A celebração da primeira década do trabalho de estreia da colombiana é, inevitavelmente, a legitimação da carreira de Kali Uchis como um todo

Lançado em 4 de fevereiro de 2015, Por Vida marca a estreia definitiva de Kali Uchis no cenário musical. Ainda uma artista em ascensão na época, com apenas 19 anos e os cabelos descoloridos, a cantora colombiana trazia um trabalho repleto de personalidade, misturando gêneros como soul, R&B, pop alternativo e, é claro, influências latinas. O EP (que tinha outra capa à época) foi disponibilizado gratuitamente na internet. Por ser uma artista independente na era do streaming, essa foi a estratégia de Kali para divulgar seu som por aí. Spoiler: deu certo.

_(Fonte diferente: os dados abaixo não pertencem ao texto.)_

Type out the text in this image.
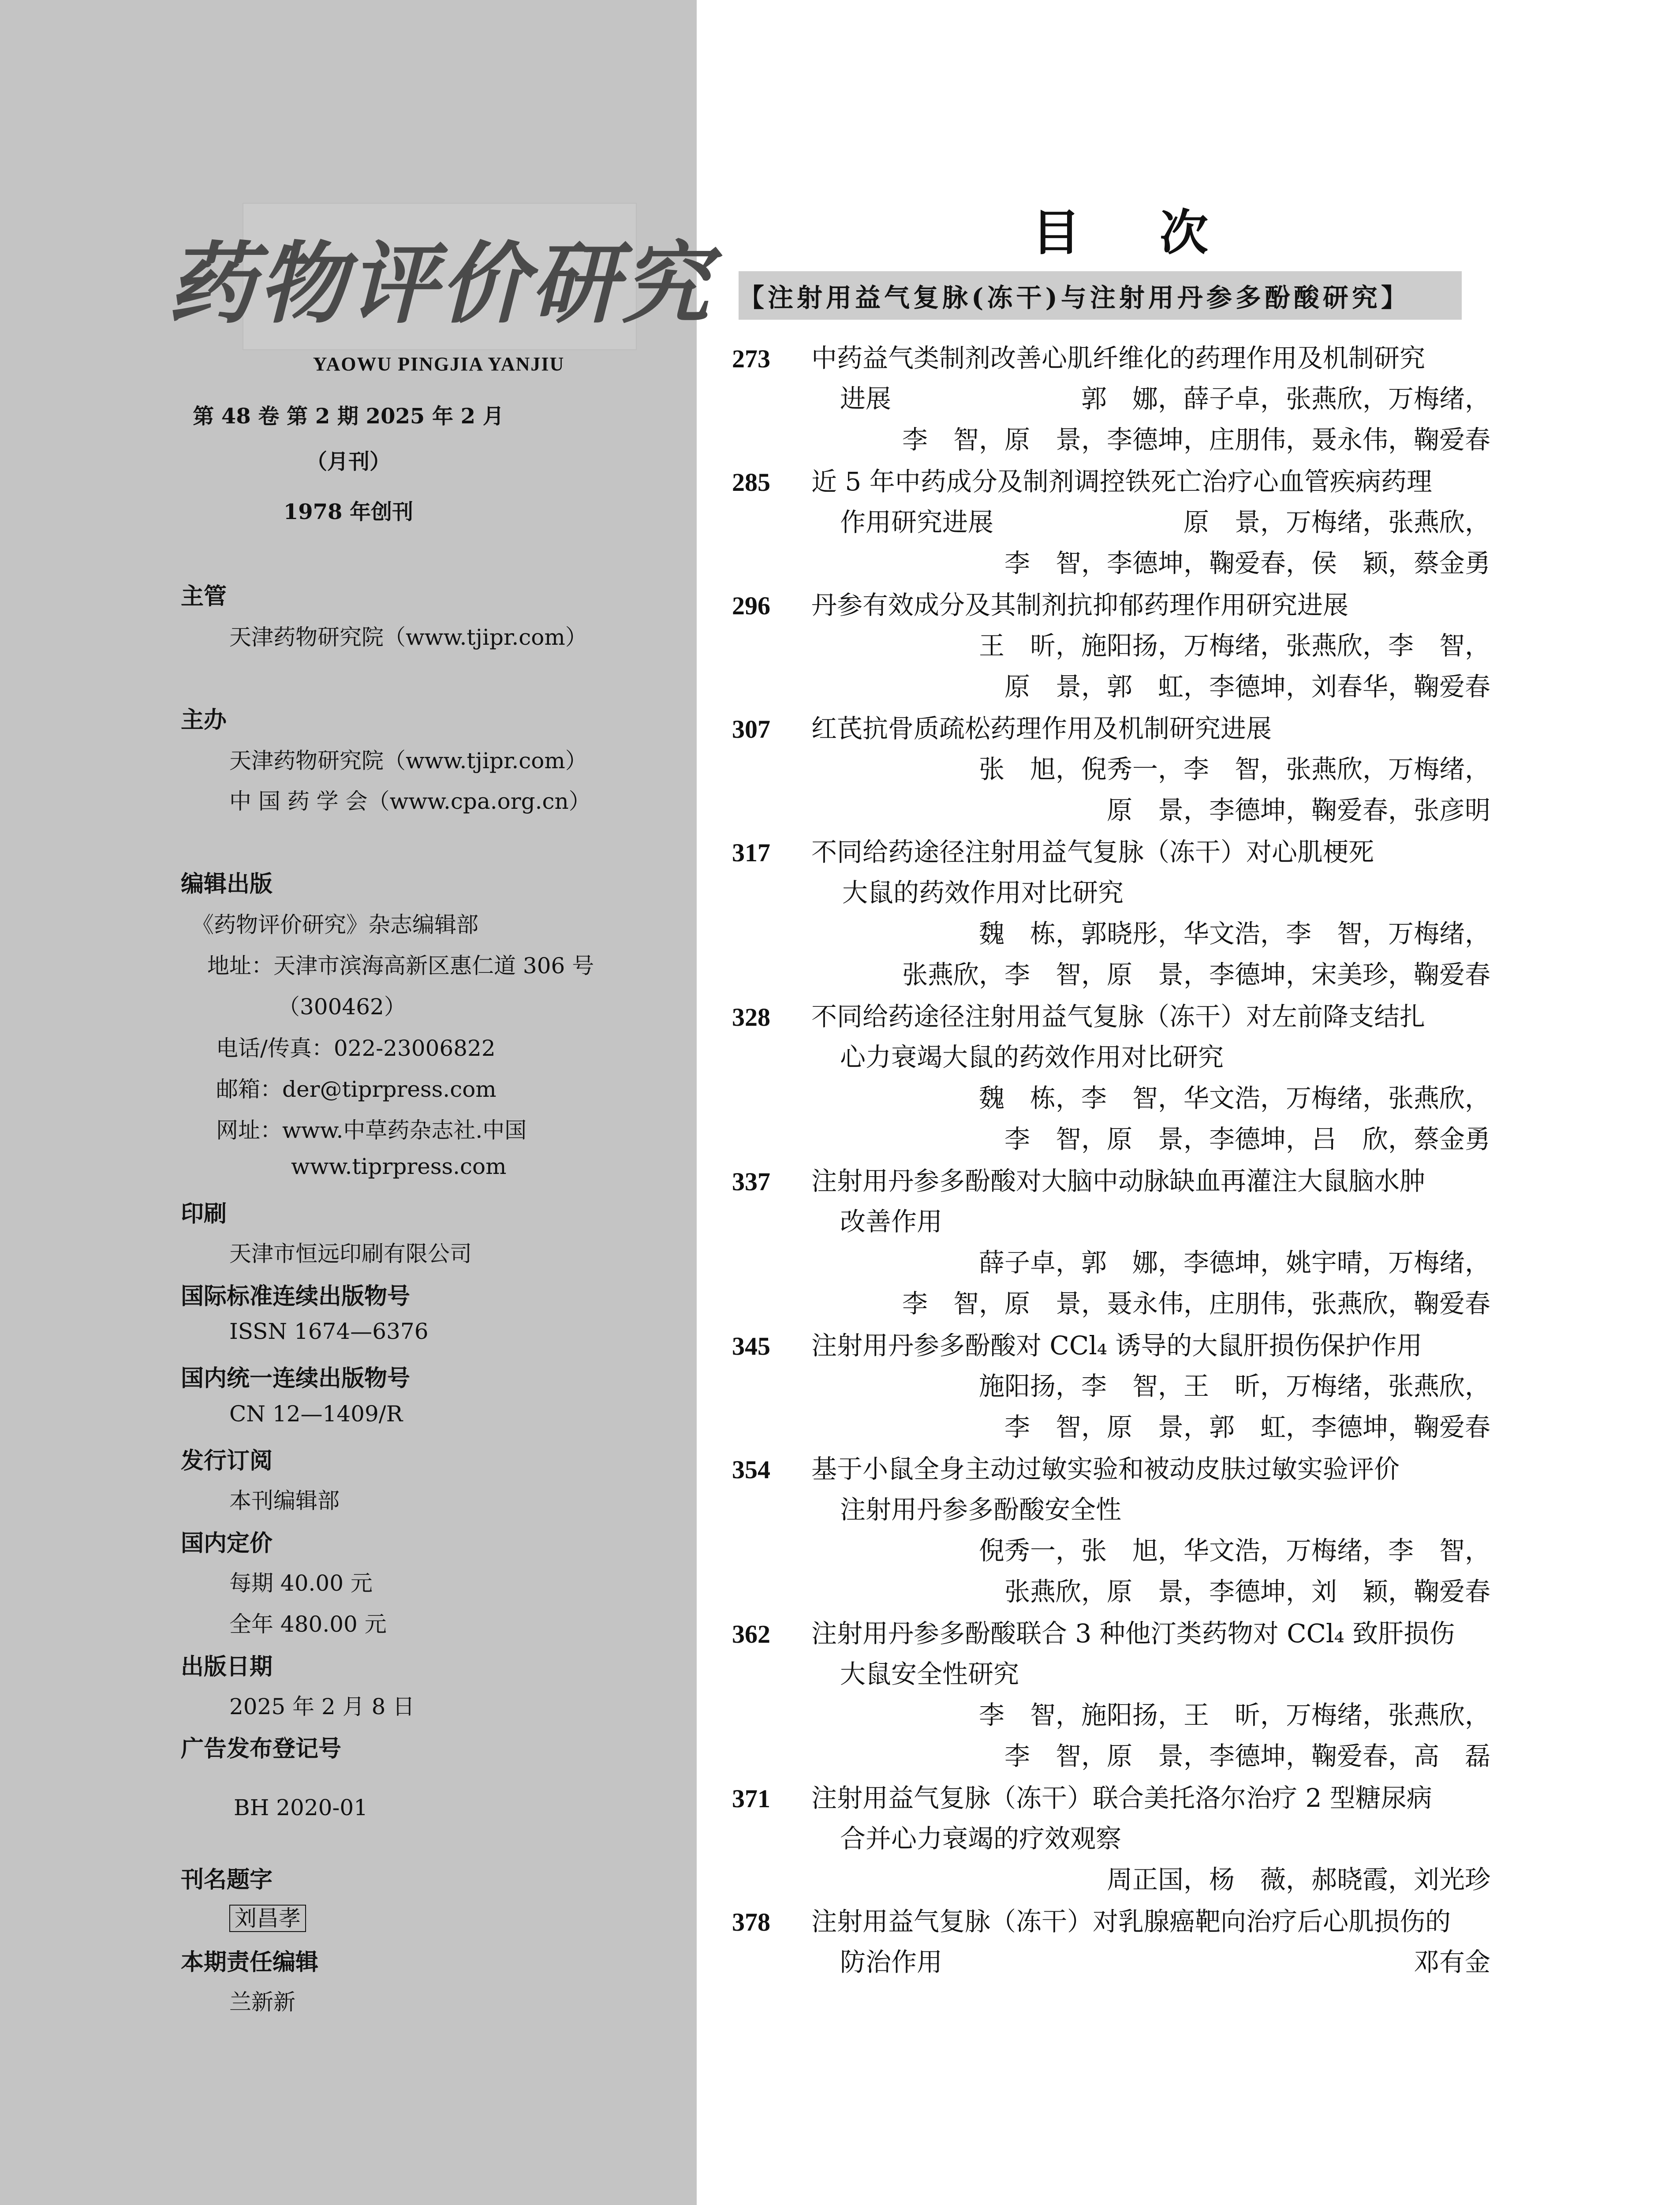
药物评价研究
YAOWU PINGJIA YANJIU
第 48 卷 第 2 期 2025 年 2 月
（月刊）
1978 年创刊
主管
天津药物研究院（www.tjipr.com）
主办
天津药物研究院（www.tjipr.com）
中 国 药 学 会（www.cpa.org.cn）
编辑出版
《药物评价研究》杂志编辑部
地址：天津市滨海高新区惠仁道 306 号
（300462）
电话/传真：022-23006822
邮箱：der@tiprpress.com
网址：www.中草药杂志社.中国
www.tiprpress.com
印刷
天津市恒远印刷有限公司
国际标准连续出版物号
ISSN 1674—6376
国内统一连续出版物号
CN 12—1409/R
发行订阅
本刊编辑部
国内定价
每期 40.00 元
全年 480.00 元
出版日期
2025 年 2 月 8 日
广告发布登记号
BH 2020-01
刊名题字
刘昌孝
本期责任编辑
兰新新
目次
【注射用益气复脉(冻干)与注射用丹参多酚酸研究】
273 中药益气类制剂改善心肌纤维化的药理作用及机制研究
进展	郭　娜，薛子卓，张燕欣，万梅绪，
李　智，原　景，李德坤，庄朋伟，聂永伟，鞠爱春
285 近 5 年中药成分及制剂调控铁死亡治疗心血管疾病药理
作用研究进展	原　景，万梅绪，张燕欣，
李　智，李德坤，鞠爱春，侯　颖，蔡金勇
296 丹参有效成分及其制剂抗抑郁药理作用研究进展
王　昕，施阳扬，万梅绪，张燕欣，李　智，
原　景，郭　虹，李德坤，刘春华，鞠爱春
307 红芪抗骨质疏松药理作用及机制研究进展
张　旭，倪秀一，李　智，张燕欣，万梅绪，
原　景，李德坤，鞠爱春，张彦明
317 不同给药途径注射用益气复脉（冻干）对心肌梗死
大鼠的药效作用对比研究
魏　栋，郭晓彤，华文浩，李　智，万梅绪，
张燕欣，李　智，原　景，李德坤，宋美珍，鞠爱春
328 不同给药途径注射用益气复脉（冻干）对左前降支结扎
心力衰竭大鼠的药效作用对比研究
魏　栋，李　智，华文浩，万梅绪，张燕欣，
李　智，原　景，李德坤，吕　欣，蔡金勇
337 注射用丹参多酚酸对大脑中动脉缺血再灌注大鼠脑水肿
改善作用
薛子卓，郭　娜，李德坤，姚宇晴，万梅绪，
李　智，原　景，聂永伟，庄朋伟，张燕欣，鞠爱春
345 注射用丹参多酚酸对 CCl₄ 诱导的大鼠肝损伤保护作用
施阳扬，李　智，王　昕，万梅绪，张燕欣，
李　智，原　景，郭　虹，李德坤，鞠爱春
354 基于小鼠全身主动过敏实验和被动皮肤过敏实验评价
注射用丹参多酚酸安全性
倪秀一，张　旭，华文浩，万梅绪，李　智，
张燕欣，原　景，李德坤，刘　颖，鞠爱春
362 注射用丹参多酚酸联合 3 种他汀类药物对 CCl₄ 致肝损伤
大鼠安全性研究
李　智，施阳扬，王　昕，万梅绪，张燕欣，
李　智，原　景，李德坤，鞠爱春，高　磊
371 注射用益气复脉（冻干）联合美托洛尔治疗 2 型糖尿病
合并心力衰竭的疗效观察
周正国，杨　薇，郝晓霞，刘光珍
378 注射用益气复脉（冻干）对乳腺癌靶向治疗后心肌损伤的
防治作用	邓有金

O lançamento de Por Vida aconteceu no mesmo momento em que o R&B alternativo dava seus pulos para ter seu devido destaque, aproveitando a mobilização que artistas como Frank Ocean, FKA Twigs e The Internet vinham fazendo desde o início da década de 2010. Esse alvoroço questionou padrões comerciais do gênero e abriu espaço para criações mais experimentais e sensíveis. Nesse cenário estava Kali Uchis, que, na crista da onda, aproveitou para se jogar no mundo ao flertar com o vintage, mas sem que seu som deixasse de soar contemporâneo. Não demorou muito para que essa fusão sedutora chamada Por Vida chamasse a atenção de críticos e outros músicos influentes.

Dez anos depois, Uchis coleciona parcerias com alguns desses profissionais, a citar Tyler, the Creator, Steve Lacy, Jorja Smith, Bootsy Collins, PARTYNEXTDOOR, Omar Apollo, Summer Walker, além de KAYTRANADA e Matthew Tavares, produtores da faixa “Rush” e companheiros de Kali na conquista do primeiro Grammy da colombiana, conquistado pela composição “10%”.

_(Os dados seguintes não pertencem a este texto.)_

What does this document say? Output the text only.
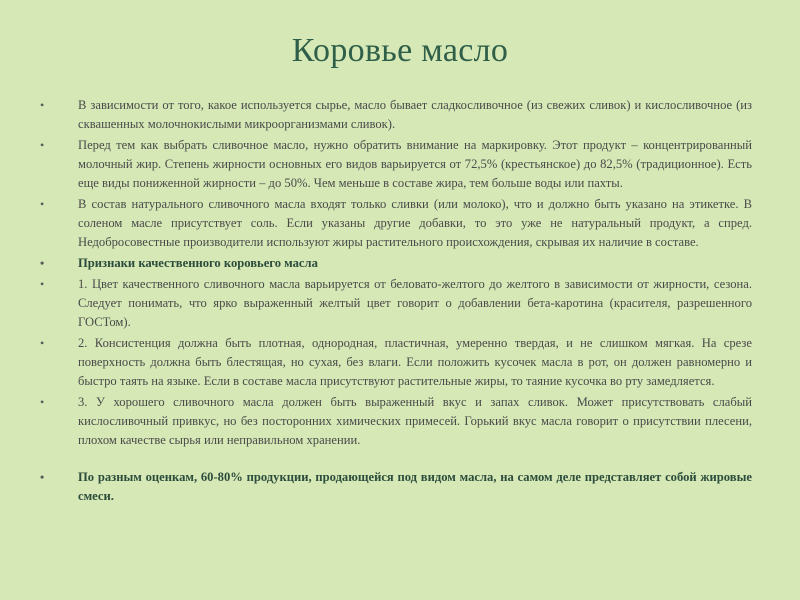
Коровье масло
•	В зависимости от того, какое используется сырье, масло бывает сладкосливочное (из свежих сливок) и кислосливочное (из сквашенных молочнокислыми микроорганизмами сливок).
•	Перед тем как выбрать сливочное масло, нужно обратить внимание на маркировку. Этот продукт – концентрированный молочный жир. Степень жирности основных его видов варьируется от 72,5% (крестьянское) до 82,5% (традиционное). Есть еще виды пониженной жирности – до 50%. Чем меньше в составе жира, тем больше воды или пахты.
•	В состав натурального сливочного масла входят только сливки (или молоко), что и должно быть указано на этикетке. В соленом масле присутствует соль. Если указаны другие добавки, то это уже не натуральный продукт, а спред. Недобросовестные производители используют жиры растительного происхождения, скрывая их наличие в составе.
•	Признаки качественного коровьего масла
•	1. Цвет качественного сливочного масла варьируется от беловато-желтого до желтого в зависимости от жирности, сезона. Следует понимать, что ярко выраженный желтый цвет говорит о добавлении бета-каротина (красителя, разрешенного ГОСТом).
•	2. Консистенция должна быть плотная, однородная, пластичная, умеренно твердая, и не слишком мягкая. На срезе поверхность должна быть блестящая, но сухая, без влаги. Если положить кусочек масла в рот, он должен равномерно и быстро таять на языке. Если в составе масла присутствуют растительные жиры, то таяние кусочка во рту замедляется.
•	3. У хорошего сливочного масла должен быть выраженный вкус и запах сливок. Может присутствовать слабый кислосливочный привкус, но без посторонних химических примесей. Горький вкус масла говорит о присутствии плесени, плохом качестве сырья или неправильном хранении.
•	По разным оценкам, 60-80% продукции, продающейся под видом масла, на самом деле представляет собой жировые смеси.
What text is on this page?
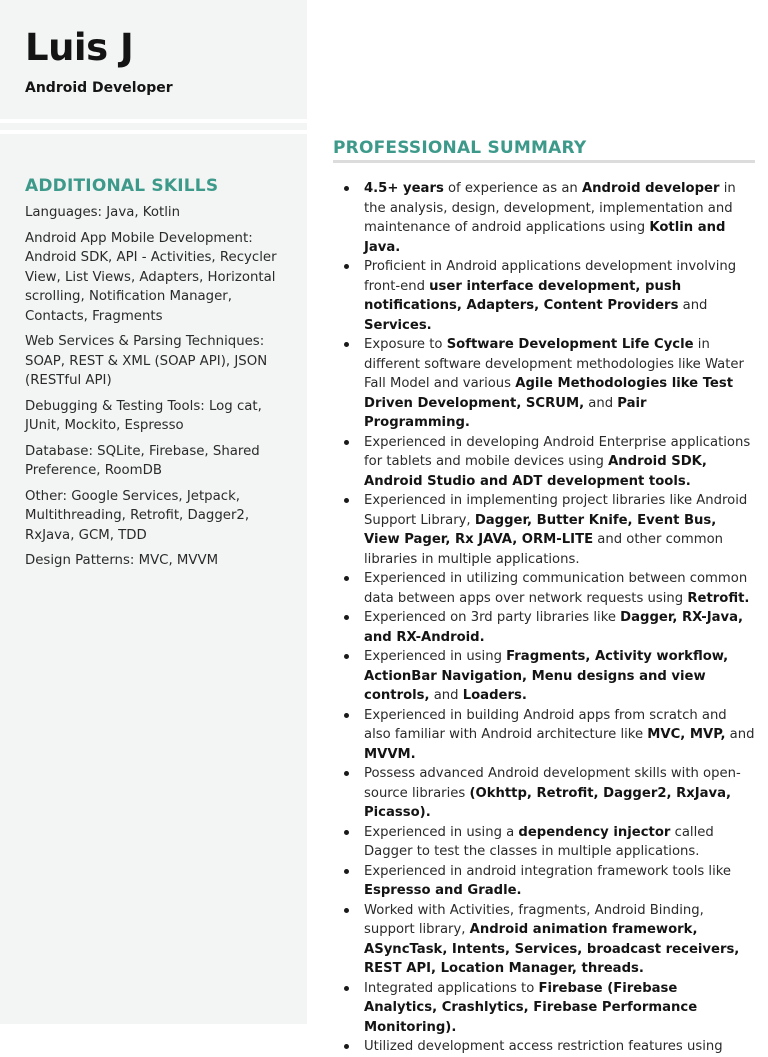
Luis J

Android Developer

ADDITIONAL SKILLS
Languages: Java, Kotlin
Android App Mobile Development: Android SDK, API - Activities, Recycler View, List Views, Adapters, Horizontal scrolling, Notification Manager, Contacts, Fragments
Web Services & Parsing Techniques: SOAP, REST & XML (SOAP API), JSON (RESTful API)
Debugging & Testing Tools: Log cat, JUnit, Mockito, Espresso
Database: SQLite, Firebase, Shared Preference, RoomDB
Other: Google Services, Jetpack, Multithreading, Retrofit, Dagger2, RxJava, GCM, TDD
Design Patterns: MVC, MVVM
PROFESSIONAL SUMMARY
4.5+ years of experience as an Android developer in the analysis, design, development, implementation and maintenance of android applications using Kotlin and Java.
Proficient in Android applications development involving front-end user interface development, push notifications, Adapters, Content Providers and Services.
Exposure to Software Development Life Cycle in different software development methodologies like Water Fall Model and various Agile Methodologies like Test Driven Development, SCRUM, and Pair Programming.
Experienced in developing Android Enterprise applications for tablets and mobile devices using Android SDK, Android Studio and ADT development tools.
Experienced in implementing project libraries like Android Support Library, Dagger, Butter Knife, Event Bus, View Pager, Rx JAVA, ORM-LITE and other common libraries in multiple applications.
Experienced in utilizing communication between common data between apps over network requests using Retrofit.
Experienced on 3rd party libraries like Dagger, RX-Java, and RX-Android.
Experienced in using Fragments, Activity workflow, ActionBar Navigation, Menu designs and view controls, and Loaders.
Experienced in building Android apps from scratch and also familiar with Android architecture like MVC, MVP, and MVVM.
Possess advanced Android development skills with open-source libraries (Okhttp, Retrofit, Dagger2, RxJava, Picasso).
Experienced in using a dependency injector called Dagger to test the classes in multiple applications.
Experienced in android integration framework tools like Espresso and Gradle.
Worked with Activities, fragments, Android Binding, support library, Android animation framework, ASyncTask, Intents, Services, broadcast receivers, REST API, Location Manager, threads.
Integrated applications to Firebase (Firebase Analytics, Crashlytics, Firebase Performance Monitoring).
Utilized development access restriction features using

Por Vida lançou Kali Uchis na indústria como uma artista completa: cantora, compositora e diretora criativa — o projeto, inclusive, antecipou a estética visual e sonora que seria explorada em seus discos seguintes. Ou seja: logo de cara, em seu trabalho primogênito, a colombiana apostou todas as suas fichas. Após vencer na loteria, como uma referência à quarta faixa de Por Vida, cada disco foi como uma escada para Uchis ascender ao reconhecimento e à admiração de quem é fã, bem como de quem também não é.

A sonoridade de Por Vida

Falando sobre a sonoridade do álbum, imagine que você está em um sonho agradável. A temperatura é amena, o sol suave e um vento delicado corre lentamente pelo ar. Você se deita em uma cama de algodão doce rosa. Não há ninguém por perto, porém você não sente solidão. Tudo está em seu devido lugar, não há preocupações ou tempo. Há uma suspensão do mundo, como se tudo flutuasse. Assim é Por Vida: onírico, encantador, espirituoso. As melodias são cativantes e as letras, ora em inglês, ora em espanhol, são introspectivas. Solidão, autoconfiança e busca por liberdade emocional são os temas concêntricos das faixas, e são equilibrados com batidas modernas (algumas que, dez anos depois, viraram démodé) e elementos retrô.

Uma das características mais marcantes do disco é sua capacidade de transitar por diversos gêneros sem perder a coesão. “Rush”, com sua pegada psicodélica, contrasta com o groove suave de “Melting”. A composição que abre Por Vida, “Sycamore Tree”, lança mão do experimentalismo. “Know What I Want” expõe várias camadas de multiculturalismo. 

A primeira década de Por Vida mostra que o disco permanece uma obra fundamental para entender a trajetória de Kali Uchis em sua carreira musical. Não apenas por ser seu trabalho de estreia e, indo além, condensa a generalidade de seu estilo. Se o disco fosse uma fábula, a moral da história seria: siga sua liberdade criativa, sua autenticidade e seus sentimentos. Você colherá muitos frutos antes de chegar ao fim da década.